Electronic – 16bit DAC with 24bit SPI

dacspi

My design requires a 16-bit DAC with 100kS/s plus and SPI communication.
Strangely to me, the cheapest 16-bit DACs that meet the requirement (parametric search) have a 24-bit SPI word, like the AD5662 (pdf) I'm trying to use. The least significant 16-bits are the output value to update and the upper 8-bits are configuration (only 2 of the 8 are actually used). This mode of operation is inconvenient for my 16-bit micro-controller, as the associated ADC in the design has a 16-bit SPI word, ADC161S626 (pdf). This means my micro-controller needs to write x3 8-bit packets instead of x1 16-bit.

Why do manufactures do this? What would be the best way of perform the communication?

If both DAC and ADC were 16-bit SPI word I could read and write at the same time without having to reconfigure the SPI module and data in the micro-controller.

Best Answer

You are making too much of a minor inconvenience.

First, you probably can do two 16 bit transfers.
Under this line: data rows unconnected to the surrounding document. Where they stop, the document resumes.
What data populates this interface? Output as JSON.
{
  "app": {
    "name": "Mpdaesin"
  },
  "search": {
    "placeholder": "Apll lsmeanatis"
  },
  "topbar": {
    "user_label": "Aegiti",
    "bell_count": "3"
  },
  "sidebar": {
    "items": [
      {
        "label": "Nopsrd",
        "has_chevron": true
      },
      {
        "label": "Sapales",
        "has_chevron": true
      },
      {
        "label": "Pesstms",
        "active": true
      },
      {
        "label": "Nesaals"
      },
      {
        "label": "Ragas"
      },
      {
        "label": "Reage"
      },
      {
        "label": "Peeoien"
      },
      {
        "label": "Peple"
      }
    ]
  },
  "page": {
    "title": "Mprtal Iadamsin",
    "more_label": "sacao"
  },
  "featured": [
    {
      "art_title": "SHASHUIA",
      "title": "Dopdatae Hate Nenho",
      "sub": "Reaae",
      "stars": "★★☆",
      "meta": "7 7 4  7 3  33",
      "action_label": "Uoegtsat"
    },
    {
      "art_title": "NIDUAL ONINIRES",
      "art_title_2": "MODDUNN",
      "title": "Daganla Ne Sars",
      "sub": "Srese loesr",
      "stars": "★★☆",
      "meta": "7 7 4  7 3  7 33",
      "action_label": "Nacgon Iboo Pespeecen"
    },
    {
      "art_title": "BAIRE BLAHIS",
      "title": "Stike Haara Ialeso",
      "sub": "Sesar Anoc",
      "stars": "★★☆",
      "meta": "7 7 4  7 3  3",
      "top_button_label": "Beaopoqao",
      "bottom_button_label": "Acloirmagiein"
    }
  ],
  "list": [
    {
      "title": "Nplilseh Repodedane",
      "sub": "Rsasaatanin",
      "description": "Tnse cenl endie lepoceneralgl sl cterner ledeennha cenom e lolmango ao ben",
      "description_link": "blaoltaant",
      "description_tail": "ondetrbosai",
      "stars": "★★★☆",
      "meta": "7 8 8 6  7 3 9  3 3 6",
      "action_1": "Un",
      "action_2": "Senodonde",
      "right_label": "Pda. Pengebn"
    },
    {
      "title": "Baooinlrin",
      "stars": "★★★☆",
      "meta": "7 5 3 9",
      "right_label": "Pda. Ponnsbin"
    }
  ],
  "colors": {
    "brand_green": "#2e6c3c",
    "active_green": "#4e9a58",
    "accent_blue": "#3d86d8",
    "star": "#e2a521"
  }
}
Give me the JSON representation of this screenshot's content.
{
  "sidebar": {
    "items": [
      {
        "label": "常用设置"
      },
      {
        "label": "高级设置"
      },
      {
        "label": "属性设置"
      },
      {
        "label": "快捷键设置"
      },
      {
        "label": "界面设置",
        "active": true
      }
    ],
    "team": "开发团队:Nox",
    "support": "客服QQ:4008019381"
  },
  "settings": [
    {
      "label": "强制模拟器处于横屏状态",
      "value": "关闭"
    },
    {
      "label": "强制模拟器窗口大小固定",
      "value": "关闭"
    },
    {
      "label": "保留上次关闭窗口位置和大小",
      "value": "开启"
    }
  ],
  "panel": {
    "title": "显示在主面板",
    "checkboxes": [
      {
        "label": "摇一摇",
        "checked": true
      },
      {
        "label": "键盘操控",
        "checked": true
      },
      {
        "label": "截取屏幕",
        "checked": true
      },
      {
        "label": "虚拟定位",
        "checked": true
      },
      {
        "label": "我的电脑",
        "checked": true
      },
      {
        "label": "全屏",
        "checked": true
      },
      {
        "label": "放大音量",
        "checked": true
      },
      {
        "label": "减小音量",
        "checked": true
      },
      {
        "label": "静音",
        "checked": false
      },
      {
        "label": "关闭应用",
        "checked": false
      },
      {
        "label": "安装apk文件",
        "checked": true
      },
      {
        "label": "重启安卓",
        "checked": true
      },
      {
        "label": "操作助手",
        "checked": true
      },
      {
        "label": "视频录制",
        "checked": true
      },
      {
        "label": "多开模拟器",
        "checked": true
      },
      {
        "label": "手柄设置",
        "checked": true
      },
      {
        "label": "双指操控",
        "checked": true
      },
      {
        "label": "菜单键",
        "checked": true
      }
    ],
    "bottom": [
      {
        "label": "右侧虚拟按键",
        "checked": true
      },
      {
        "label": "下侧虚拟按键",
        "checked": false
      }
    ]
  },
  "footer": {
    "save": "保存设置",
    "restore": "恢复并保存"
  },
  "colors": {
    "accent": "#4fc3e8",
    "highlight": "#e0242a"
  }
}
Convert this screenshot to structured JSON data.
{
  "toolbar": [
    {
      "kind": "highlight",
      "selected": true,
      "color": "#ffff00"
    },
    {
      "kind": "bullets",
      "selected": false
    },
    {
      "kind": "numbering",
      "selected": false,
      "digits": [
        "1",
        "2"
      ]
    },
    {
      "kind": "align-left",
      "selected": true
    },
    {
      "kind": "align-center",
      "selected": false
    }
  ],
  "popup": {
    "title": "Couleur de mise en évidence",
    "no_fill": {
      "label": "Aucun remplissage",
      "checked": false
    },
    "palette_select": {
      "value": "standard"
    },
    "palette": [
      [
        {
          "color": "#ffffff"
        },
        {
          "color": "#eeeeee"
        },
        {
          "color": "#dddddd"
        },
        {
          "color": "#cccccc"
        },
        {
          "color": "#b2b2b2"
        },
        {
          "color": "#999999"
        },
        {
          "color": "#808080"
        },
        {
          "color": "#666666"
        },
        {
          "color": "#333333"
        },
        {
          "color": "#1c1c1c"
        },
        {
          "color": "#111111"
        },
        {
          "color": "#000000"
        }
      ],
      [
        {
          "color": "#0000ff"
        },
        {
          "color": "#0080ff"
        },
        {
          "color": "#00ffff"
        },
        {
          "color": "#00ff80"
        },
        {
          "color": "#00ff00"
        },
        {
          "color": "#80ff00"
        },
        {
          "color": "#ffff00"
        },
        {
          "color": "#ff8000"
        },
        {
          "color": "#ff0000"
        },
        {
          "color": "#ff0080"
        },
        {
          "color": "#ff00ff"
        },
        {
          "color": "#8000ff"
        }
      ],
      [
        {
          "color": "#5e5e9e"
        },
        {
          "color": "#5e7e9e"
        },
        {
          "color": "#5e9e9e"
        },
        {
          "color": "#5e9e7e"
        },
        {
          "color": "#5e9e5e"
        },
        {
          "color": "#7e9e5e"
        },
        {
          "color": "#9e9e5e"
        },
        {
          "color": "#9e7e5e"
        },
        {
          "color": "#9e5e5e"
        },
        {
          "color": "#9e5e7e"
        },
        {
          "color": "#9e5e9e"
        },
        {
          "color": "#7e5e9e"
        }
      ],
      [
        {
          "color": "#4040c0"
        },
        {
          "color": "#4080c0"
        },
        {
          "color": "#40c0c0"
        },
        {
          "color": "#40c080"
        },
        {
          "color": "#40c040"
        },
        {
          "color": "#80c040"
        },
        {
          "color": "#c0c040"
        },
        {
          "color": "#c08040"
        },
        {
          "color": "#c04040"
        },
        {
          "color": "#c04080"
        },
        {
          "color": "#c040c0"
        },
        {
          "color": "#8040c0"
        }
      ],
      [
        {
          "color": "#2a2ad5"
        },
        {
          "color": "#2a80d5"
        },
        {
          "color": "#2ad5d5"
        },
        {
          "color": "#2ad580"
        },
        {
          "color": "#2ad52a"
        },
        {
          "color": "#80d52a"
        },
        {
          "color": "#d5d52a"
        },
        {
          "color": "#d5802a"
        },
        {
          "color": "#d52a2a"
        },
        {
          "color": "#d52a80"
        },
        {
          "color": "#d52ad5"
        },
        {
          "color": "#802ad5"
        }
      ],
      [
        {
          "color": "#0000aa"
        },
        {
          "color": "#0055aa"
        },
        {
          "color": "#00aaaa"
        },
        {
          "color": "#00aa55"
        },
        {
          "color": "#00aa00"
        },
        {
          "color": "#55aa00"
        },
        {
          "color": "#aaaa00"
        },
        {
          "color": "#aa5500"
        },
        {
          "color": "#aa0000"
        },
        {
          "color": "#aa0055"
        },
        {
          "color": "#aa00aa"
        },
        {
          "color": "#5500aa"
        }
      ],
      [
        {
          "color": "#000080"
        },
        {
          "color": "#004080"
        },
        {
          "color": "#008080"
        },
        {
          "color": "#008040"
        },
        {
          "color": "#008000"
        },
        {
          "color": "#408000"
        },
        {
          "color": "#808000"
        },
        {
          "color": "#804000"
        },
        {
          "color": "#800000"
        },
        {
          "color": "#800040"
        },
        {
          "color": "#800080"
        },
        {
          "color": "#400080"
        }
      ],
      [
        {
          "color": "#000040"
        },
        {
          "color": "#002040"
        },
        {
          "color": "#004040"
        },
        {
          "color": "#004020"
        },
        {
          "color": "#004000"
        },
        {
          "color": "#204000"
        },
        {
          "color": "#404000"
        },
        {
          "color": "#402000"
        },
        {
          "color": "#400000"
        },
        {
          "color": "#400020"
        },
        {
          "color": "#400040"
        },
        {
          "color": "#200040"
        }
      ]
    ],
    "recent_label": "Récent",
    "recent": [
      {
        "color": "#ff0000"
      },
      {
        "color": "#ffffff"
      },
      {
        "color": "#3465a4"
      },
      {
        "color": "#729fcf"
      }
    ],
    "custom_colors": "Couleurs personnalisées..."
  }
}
The device will respond with zeros or garbage in the extra 8 bits, and you ignore them in your firmware.

However, the logical thing to do is three 8-bit transfers. Surely your micro can be set up to transfer 8-bit chunks.

At 100 kS/s, you have 10 µs per sample. That's a "long" time for SPI that can probably be clocked at 10 MHz (I didn't check the datasheet, but such speed is usually supported by such devices). Each bit therefore takes 100 ns. Transferring 24 bits therefore takes 2.4 µs just for the bits, plus a little overhead to select and de-select the chip.

Overall, you should be able to transfer the necessary data in about ¼ the available time, certainly within ⅓ the available time.

There is no problem here. You just have to architect the firmware up front, taking the specific characteristics of this D/A into account.

As for why the manufacturers do this? Two whole bytes are used for the data. You said yourself that some status and configuration is also transmitted, so that obviously takes at least a part of one more byte. Most SPI masters have hardware that transfers whole bytes, so they document the extra bits as being in a whole byte. They correctly realize this is really no big deal to firmware writers.